Two areas that most weightlifters neglect are:
• Eccentric work
• Isometric work
Most weightlifters rely on “catching the bounce” whether it is the clean or even performing a back squat. They do little to no tempo work, and that can lead to some major imbalances and weaknesses. Louie mentions that most weightlifters have a tough time lowering themselves down to a low box while performing a back squat. The last few inches are the toughest for most weightlifters, so they just fall to the box. This lack of control can be detrimental for longevity in the sport, and this can cause lifters to lack stability in the catch portions of the snatch or clean.
I am not 100% on box squats, but this does give me a wake up call to program more tempo and/or pause squats. I am not saying that I don’t like box squats. I am just saying that I am not sure. I am calling Louie today to set up a time to visit, go over mutual ideas, and use one of my lifters for some new approaches to training. I will keep all of you up to date with more articles and a podcast when this goes down. I am very excited to work with Louie, and I hope that it leads to some new ideas.
Nugget number two was the lack of isometric training with weightlifters. Heck you could probably say that this is about 90% of all strength athletes. I know that I did very little with this kind of work. However, I definitely program isometric work for my athletes now.
The research definitely shows that isometric strength training will lead to significant increases in strength at the angles being worked and a few degrees above and below the angle.
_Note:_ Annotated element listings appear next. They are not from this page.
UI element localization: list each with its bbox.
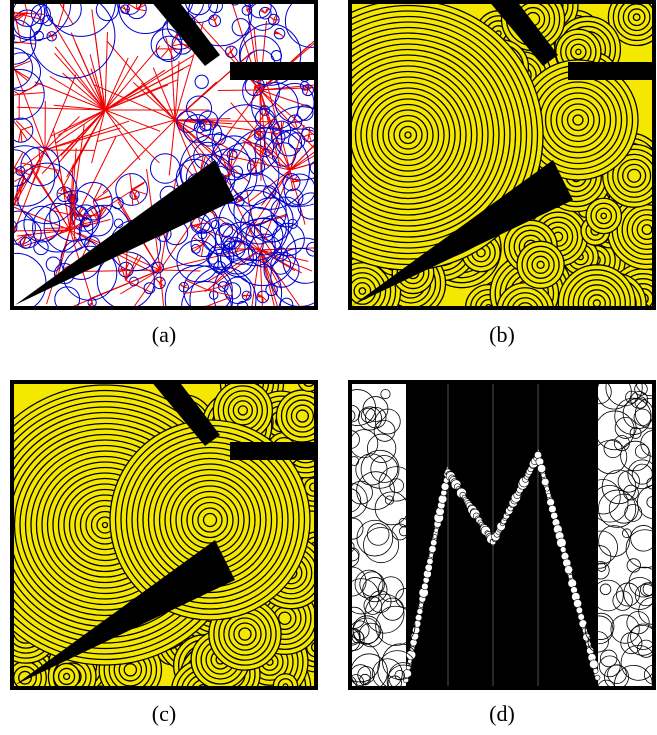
small-circle (568, 574, 572, 578)
horizontal-bar (230, 62, 318, 80)
small-circle (427, 558, 433, 564)
ring (359, 288, 365, 294)
small-circle (568, 579, 577, 588)
small-circle (429, 553, 433, 557)
ring (98, 696, 104, 702)
spoke (75, 215, 100, 216)
horizontal-bar (230, 442, 318, 460)
small-circle (573, 599, 581, 607)
small-circle (537, 464, 545, 472)
ring (517, 303, 534, 320)
panel-a (0, 0, 394, 374)
spoke (5, 222, 10, 227)
panel-b (273, 0, 657, 343)
ring (628, 169, 641, 182)
small-circle (560, 547, 566, 553)
ring (576, 49, 581, 54)
spoke (274, 33, 279, 34)
small-circle (425, 564, 432, 571)
small-circle (430, 539, 436, 545)
ring (601, 213, 606, 218)
panel-d (332, 364, 657, 703)
ring (537, 261, 544, 268)
small-circle (551, 512, 558, 519)
small-circle (541, 473, 546, 478)
ring (405, 132, 411, 138)
clip-group (0, 0, 394, 374)
ring (642, 225, 652, 235)
ring (239, 628, 251, 640)
small-circle (541, 478, 549, 486)
small-circle (415, 614, 422, 621)
small-circle (545, 486, 550, 491)
spoke (309, 127, 310, 134)
ring (512, 298, 539, 325)
ring (88, 686, 114, 712)
small-circle (438, 495, 447, 504)
small-circle (595, 675, 600, 680)
caption: (c) (152, 701, 176, 726)
ring (64, 673, 70, 679)
small-circle (576, 607, 583, 614)
small-circle (578, 614, 585, 621)
spoke (169, 49, 182, 50)
clip-group (0, 352, 341, 728)
small-circle (429, 545, 436, 552)
spoke (4, 223, 10, 227)
ring (593, 300, 600, 307)
spoke (3, 227, 10, 229)
small-circle (406, 650, 415, 659)
spoke (119, 269, 126, 270)
ring (279, 612, 291, 624)
caption: (d) (489, 701, 515, 726)
clip-group (332, 364, 657, 703)
panel-c (0, 352, 341, 728)
spoke (74, 216, 75, 241)
ring (636, 312, 642, 318)
ring (124, 664, 136, 676)
small-circle (441, 483, 449, 491)
small-circle (421, 583, 428, 590)
small-circle (547, 493, 552, 498)
small-circle (434, 528, 438, 532)
caption: (b) (489, 322, 515, 347)
small-circle (557, 538, 567, 548)
figure: (a) (b) (c) (d) (0, 0, 657, 730)
small-circle (433, 534, 437, 538)
spoke (242, 295, 246, 296)
ring (633, 14, 640, 21)
small-circle (534, 451, 541, 458)
clip-group (273, 0, 657, 343)
small-circle (589, 660, 598, 669)
small-circle (417, 608, 423, 614)
small-circle (564, 566, 572, 574)
ring (296, 410, 308, 422)
ring (204, 514, 217, 527)
ring (103, 523, 108, 528)
horizontal-bar (568, 62, 656, 80)
ring (93, 691, 109, 707)
small-circle (419, 603, 424, 608)
small-circle (549, 505, 557, 513)
caption: (a) (152, 322, 176, 347)
small-circle (593, 668, 598, 673)
ring (201, 690, 205, 694)
ring (238, 406, 247, 415)
ring (573, 115, 583, 125)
There are two options that appeal to me when it comes to isometric work:
1. If you are weak at a certain angle during the pull or recovery of a lift, then target that angle. I like to use pins to pull or press against to strengthen weaknesses. Bob Hoffman used this method with his weightlifting team several years ago. This became know as the Hoffman Technique.
2. Pauses or pulls against pins at multiple joint angles. Studies show that isometric strength gains occur mainly at the angle being worked. However, this can be overcome by simply pausing at multiple angles. Heck don’t listen to me. Read this article by my friend Bret Contreras to get all the details on isometric training:
I hope this article sparks some new ideas. I will continue to lay down the nuggets that I discover on the daily from Louie’s book. I will let all of you know when our meeting is to take place. I think that it will be fun and exciting at the least.
Maybe some of you weightlifting coaches are already doing these two methods. If you are, then you are ahead of the curve. However, remember that not all coaches are using these methods. Maybe Louie has nothing to teach you, but there are other coaches that might need his insight. This is just another reason to not bash other people’s work. Let’s all just have fun, learn from each other, and expand the barbell’s reach.
A lot of people in America have talked about the lack of success in weightlifting. Not many people want to put their money and/or time where their mouth is. I won’t stop until I have helped change the sport of weightlifting forever. We’ve already partnered with another company that I can’t mention for various reasons. We are also working with a supplement company and a barbell company for sponsorship. It will happen.
We are still looking for partners in the following ways:
• Become a Mash Affiliate (email email@example.com for more informations)
• Financial Partner
• Identifying foundations and individuals that might be a good fit
• Help with grant writing
• Administrative assistants
Together we will help change American Weightlifting. My passion for change is the very reason that I read books like Louie’s with an open-mind. There has to be a better way. I am not going to use the drug issue as an excuse to continue failing. This is America. Our other sports are succeeding drug free, and so can we.
If you are interested in partnering, email me at: Travis.Mash@mashelite.com
Let’s team up! We need to quit fighting with each other. Instead we need to put our heads together, and get this thing done. I am going to continue reading Louie’s book, and hopefully I will give you different insights than other coaches. Guys and gals always look for the nuggets in things. If you look closely, they are always there.